A first major advance lies in the causal demonstration that biological community structure actively mediates the response of carbon cycling to hydrological disturbance. While previous studies largely relied on correlative relationships between flow variability and carbon fluxes, PeriCarb provided experimental and field-based evidence that flow variability and macroinvertebrates jointly regulate the balance between autotrophic and heterotrophic processes. This identifies biodiversity as a central control on ecosystem carbon dynamics under hydrological stress.
A second advance is methodological. The project generated long-term, high-frequency metabolism time series in Alpine spring–stream systems, including rare winter observations under snow cover. By integrating discharge dynamics, bacterial activity tracers, biofilm taxonomic characterisation and coupled oxygen–carbon dioxide measurements, PeriCarb developed new modelling approaches that explicitly resolve carbon dynamics under highly variable and extreme hydrological regimes.
A third advance concerns the recognition of springs as a previously underestimated component of the carbon cycle.

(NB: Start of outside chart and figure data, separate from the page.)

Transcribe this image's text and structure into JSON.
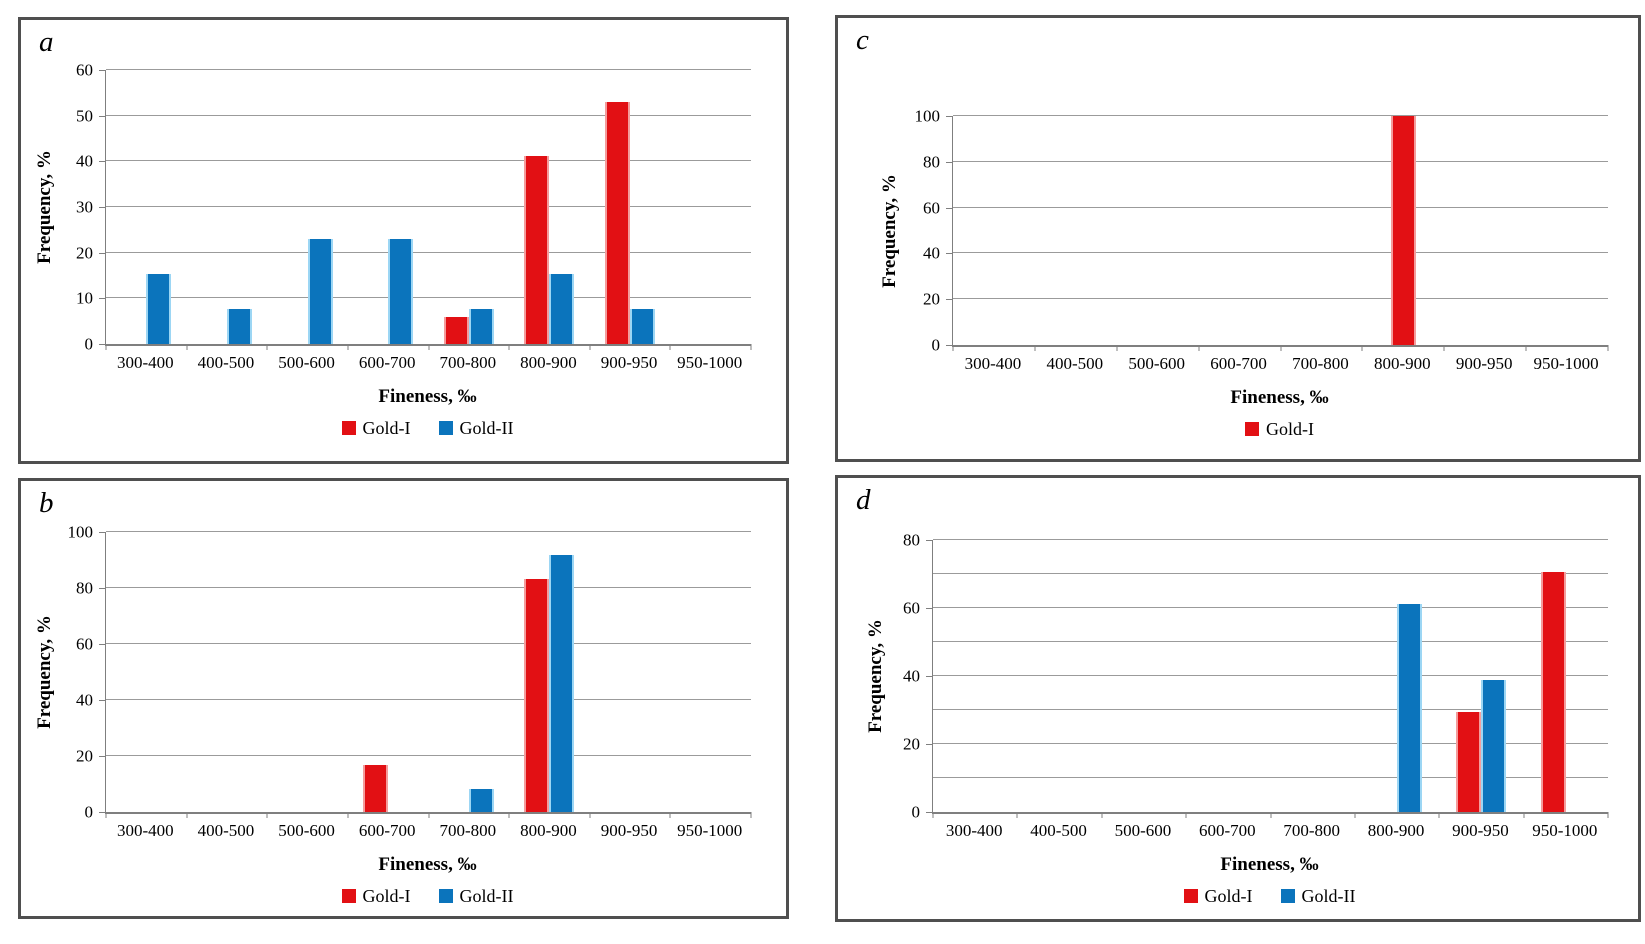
{
  "colors": {
    "gold_i": "#e21014",
    "gold_ii": "#0b74bc",
    "gridline": "#9b9b9b",
    "axis": "#7f7f7f",
    "panel_border": "#4f4f4f"
  },
  "chart_data": [
    {
      "panel_label": "a",
      "type": "bar",
      "xlabel": "Fineness, ‰",
      "ylabel": "Frequency, %",
      "ylim": [
        0,
        60
      ],
      "grid_step": 10,
      "yticks": [
        0,
        10,
        20,
        30,
        40,
        50,
        60
      ],
      "grid": true,
      "legend_position": "bottom",
      "categories": [
        "300-400",
        "400-500",
        "500-600",
        "600-700",
        "700-800",
        "800-900",
        "900-950",
        "950-1000"
      ],
      "series": [
        {
          "name": "Gold-I",
          "color_key": "gold_i",
          "values": [
            0,
            0,
            0,
            0,
            5.9,
            41.2,
            52.9,
            0
          ]
        },
        {
          "name": "Gold-II",
          "color_key": "gold_ii",
          "values": [
            15.4,
            7.7,
            23.1,
            23.1,
            7.7,
            15.4,
            7.7,
            0
          ]
        }
      ]
    },
    {
      "panel_label": "c",
      "type": "bar",
      "xlabel": "Fineness, ‰",
      "ylabel": "Frequency, %",
      "ylim": [
        0,
        100
      ],
      "grid_step": 20,
      "yticks": [
        0,
        20,
        40,
        60,
        80,
        100
      ],
      "grid": true,
      "legend_position": "bottom",
      "categories": [
        "300-400",
        "400-500",
        "500-600",
        "600-700",
        "700-800",
        "800-900",
        "900-950",
        "950-1000"
      ],
      "series": [
        {
          "name": "Gold-I",
          "color_key": "gold_i",
          "values": [
            0,
            0,
            0,
            0,
            0,
            100,
            0,
            0
          ]
        }
      ]
    },
    {
      "panel_label": "b",
      "type": "bar",
      "xlabel": "Fineness, ‰",
      "ylabel": "Frequency, %",
      "ylim": [
        0,
        100
      ],
      "grid_step": 20,
      "yticks": [
        0,
        20,
        40,
        60,
        80,
        100
      ],
      "grid": true,
      "legend_position": "bottom",
      "categories": [
        "300-400",
        "400-500",
        "500-600",
        "600-700",
        "700-800",
        "800-900",
        "900-950",
        "950-1000"
      ],
      "series": [
        {
          "name": "Gold-I",
          "color_key": "gold_i",
          "values": [
            0,
            0,
            0,
            16.7,
            0,
            83.3,
            0,
            0
          ]
        },
        {
          "name": "Gold-II",
          "color_key": "gold_ii",
          "values": [
            0,
            0,
            0,
            0,
            8.3,
            91.7,
            0,
            0
          ]
        }
      ]
    },
    {
      "panel_label": "d",
      "type": "bar",
      "xlabel": "Fineness, ‰",
      "ylabel": "Frequency, %",
      "ylim": [
        0,
        80
      ],
      "grid_step": 10,
      "yticks": [
        0,
        20,
        40,
        60,
        80
      ],
      "grid": true,
      "legend_position": "bottom",
      "categories": [
        "300-400",
        "400-500",
        "500-600",
        "600-700",
        "700-800",
        "800-900",
        "900-950",
        "950-1000"
      ],
      "series": [
        {
          "name": "Gold-I",
          "color_key": "gold_i",
          "values": [
            0,
            0,
            0,
            0,
            0,
            0,
            29.4,
            70.6
          ]
        },
        {
          "name": "Gold-II",
          "color_key": "gold_ii",
          "values": [
            0,
            0,
            0,
            0,
            0,
            61.1,
            38.9,
            0
          ]
        }
      ]
    }
  ]
}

The identification of consistently high carbon dioxide concentrations in groundwater-fed systems, together with the creation of a worldwide database and an international consortium, provides the first empirical basis for integrating springs into global carbon budgets and climate models.
Together, these results shift the state of the art towards a multi-scale, process-based framework linking hydrological extremes, biodiversity and carbon emissions from biofilms to headwater networks and global carbon assessments.